NEW YORK (CNNMoney.com) -- Treasury prices rose and yields nose dived Thursday as the equity market sold off furiously, sending investors flocking to the perceived safety of the bond market.
The benchmark 10-year note rose 17/32 to 98 22/32, and its yield fell to 4.03% from 4.11% late Wednesday. The 30-year bond rose 22/32 to 96 11/32, and its yield dropped to 4.60% from 4.65% late Wednesday.
The 2-year note moved 10/32 higher to 100 13/32, and the yield declined to 2.66% from 2.82% late Wednesday. Bond prices and yields move in opposite directions.
Stocks sank, with the Dow industrials hitting its lowest level since September 2006, after Goldman Sachs (GS, Fortune 500) lowered its rating on U.S. brokerages. The investment bank said it downgraded the firms because of continued deterioration in the industry and the prospect of a lengthy recovery.
"The Goldman Sachs news is the tipping point for this market," said Michael Cheah, senior portfolio manager at AIG SunAmerica. "The news would not have had as much impact if the Federal Reserve suggested they'll cut rates at the first point of difficulty."
The Fed left its key short-term interest rate unchanged Wednesday at 2%, marking the first time in the nine months that it did not cut rates. The central bank also raised alarms about inflation.

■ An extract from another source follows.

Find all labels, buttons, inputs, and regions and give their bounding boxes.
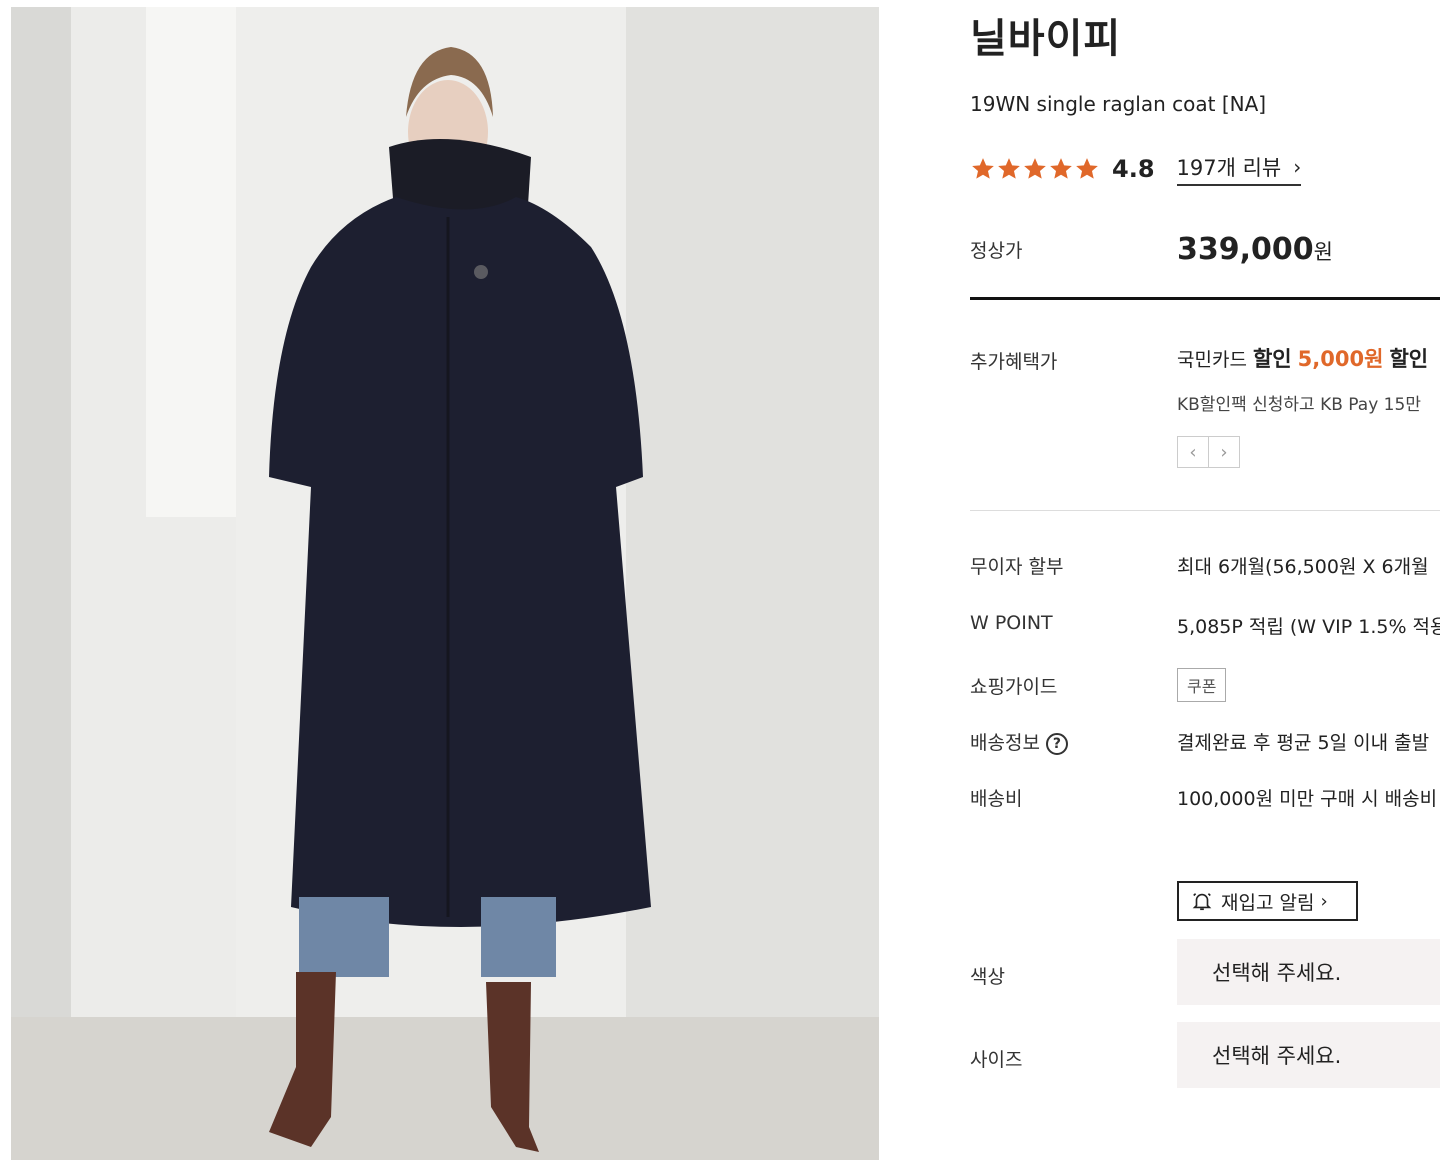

"When the Fed is moving towards fighting inflation, that's not a good thing for the stock market," said Cheah. "It's a good thing for the bond market, however, because bond investors love doom and gloom."
The 2-year note tends to be the most sensitive to inflation measures and interest rate changes. Though the Fed did not raise rates, Cheah believes the central bank's change in sentiment should continue to push short-term bonds higher.